Aurelio De Laurentiis Napoli

De Laurentiis protagonista alla presentazione dei ritiri estivi del Napoli. Futuro del club, allenatore, strutture, centenario e obiettivi.

Aurelio De Laurentiis è stato il grande protagonista della conferenza stampa di presentazione dei ritiri estivi del Napoli, in programma a Dimaro Folgarida dal 17 al 27 luglio e successivamente a Castel di Sangro. Un appuntamento che, come riportato da Tuttonapoli.net, è servito non solo per illustrare il programma della preparazione estiva, ma anche per affrontare numerosi temi legati al presente e al futuro del club azzurro.

Il presidente del Napoli ha innanzitutto celebrato il lungo rapporto con il Trentino: “Abbiamo avuto 16 anni di contratto, il Covid ci ha impedito un solo anno. Con quest’anno faremo quindici anni con il Trentino”. Un legame che, nel corso degli anni, è diventato sempre più forte e che continuerà anche attraverso eventi collaterali dedicati ai tifosi.

Ampio spazio anche al tema del centenario del club. De Laurentiis ha invitato tutti a non limitare le celebrazioni a una sola data: “Quando si parla di un Centenario, io credo che si debba festeggiare nell’arco di un’annualità. Se tra le varie date prenderemo anche il 1° agosto, vuol dire che dal 1° agosto 2026 al 31 luglio 2027 io voglio festeggiare”.

Come evidenziato da Tuttonapoli.net, inevitabili le domande sul nuovo allenatore, ormai individuato ma non ancora annunciato ufficialmente.
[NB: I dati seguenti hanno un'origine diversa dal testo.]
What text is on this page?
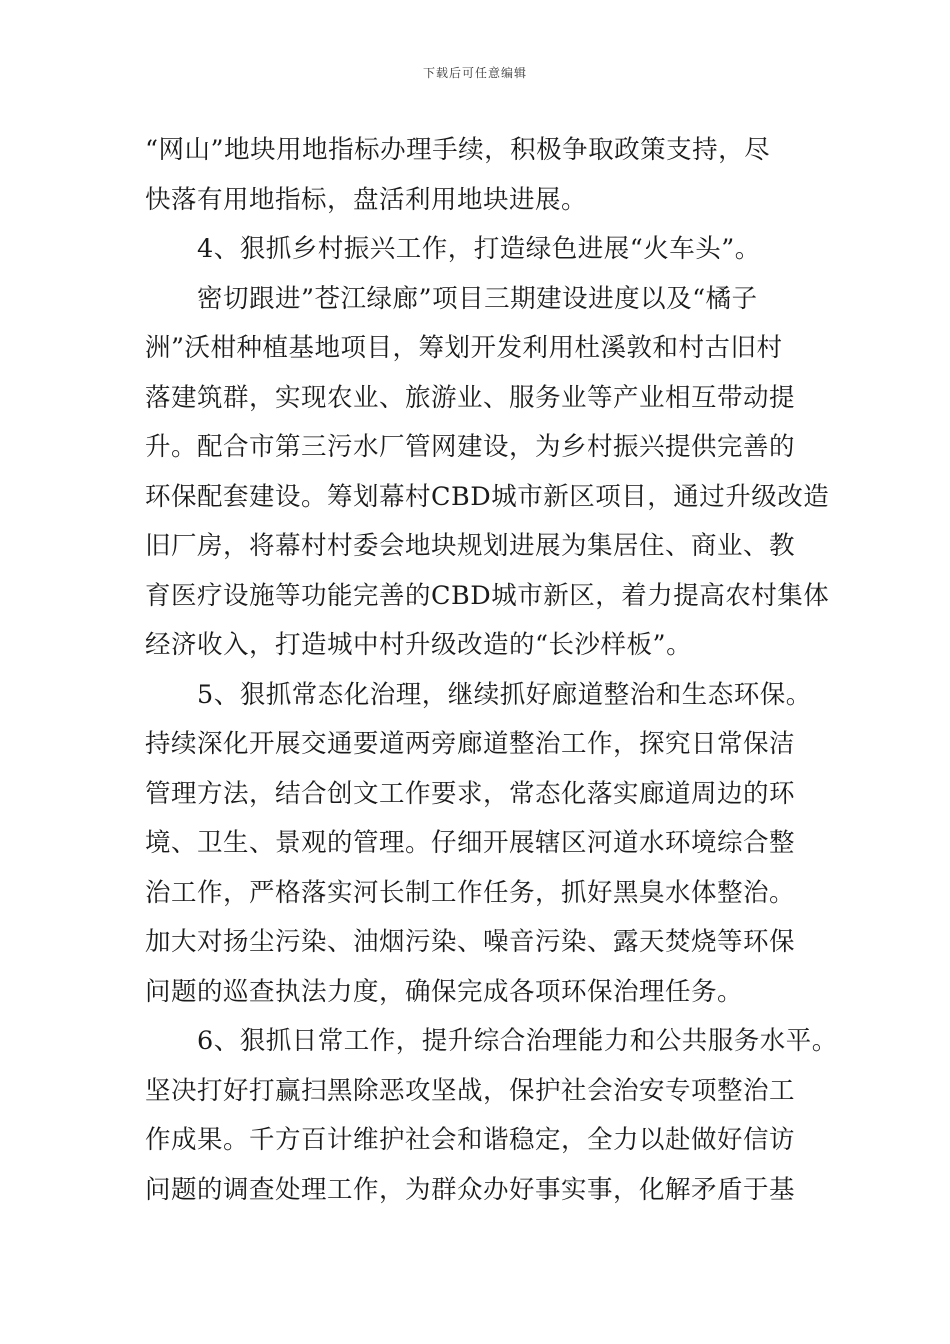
下载后可任意编辑
“网山”地块用地指标办理手续，积极争取政策支持，尽
快落有用地指标，盘活利用地块进展。
4、狠抓乡村振兴工作，打造绿色进展“火车头”。
密切跟进”苍江绿廊”项目三期建设进度以及“橘子
洲”沃柑种植基地项目，筹划开发利用杜溪敦和村古旧村
落建筑群，实现农业、旅游业、服务业等产业相互带动提
升。配合市第三污水厂管网建设，为乡村振兴提供完善的
环保配套建设。筹划幕村CBD城市新区项目，通过升级改造
旧厂房，将幕村村委会地块规划进展为集居住、商业、教
育医疗设施等功能完善的CBD城市新区，着力提高农村集体
经济收入，打造城中村升级改造的“长沙样板”。
5、狠抓常态化治理，继续抓好廊道整治和生态环保。
持续深化开展交通要道两旁廊道整治工作，探究日常保洁
管理方法，结合创文工作要求，常态化落实廊道周边的环
境、卫生、景观的管理。仔细开展辖区河道水环境综合整
治工作，严格落实河长制工作任务，抓好黑臭水体整治。
加大对扬尘污染、油烟污染、噪音污染、露天焚烧等环保
问题的巡查执法力度，确保完成各项环保治理任务。
6、狠抓日常工作，提升综合治理能力和公共服务水平。
坚决打好打赢扫黑除恶攻坚战，保护社会治安专项整治工
作成果。千方百计维护社会和谐稳定，全力以赴做好信访
问题的调查处理工作，为群众办好事实事，化解矛盾于基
Il patron azzurro ha mantenuto la linea della prudenza: “Ancora oggi il Napoli non ha un allenatore e anche se l’avesse non potrebbe annunciarlo. Conoscete le regole federali”.

Sul tema stadio, De Laurentiis è tornato a esprimere il proprio pensiero senza mezzi termini: “Voi volete essere considerati una grande squadra, ma quando dissi che il Maradona era un cesso e arrivò Ancelotti avevo ragione. La mia idea non è cambiata. Anche spendendo 200 milioni, non si risolvono i problemi del Maradona”.

Il presidente ha poi spiegato l‘importanza dei due ritiri estivi, respingendo la possibilità di partecipare a tournée internazionali troppo impegnative: “Noi abbiamo un nuovo allenatore a cui far conoscere la società e i calciatori. E i calciatori devono essere messi come prova generale. Noi facciamo queste 5 amichevoli proprio per andare bene poi”.

Tra gli argomenti affrontati anche gli obiettivi della prossima stagione. Alla domanda se preferisse puntare sullo Scudetto o sull’Europa, De Laurentiis è stato chiaro: “L’uno non esclude l’altro”. Un messaggio che conferma le ambizioni di un Napoli deciso a recitare un ruolo da protagonista su tutti i fronti.

Infine, una riflessione sul modello gestionale del club: “Replicabile il modello virtuoso dal punto di vista economico attraverso calciatori da acquistare e rivendere? Assolutamente doveroso”.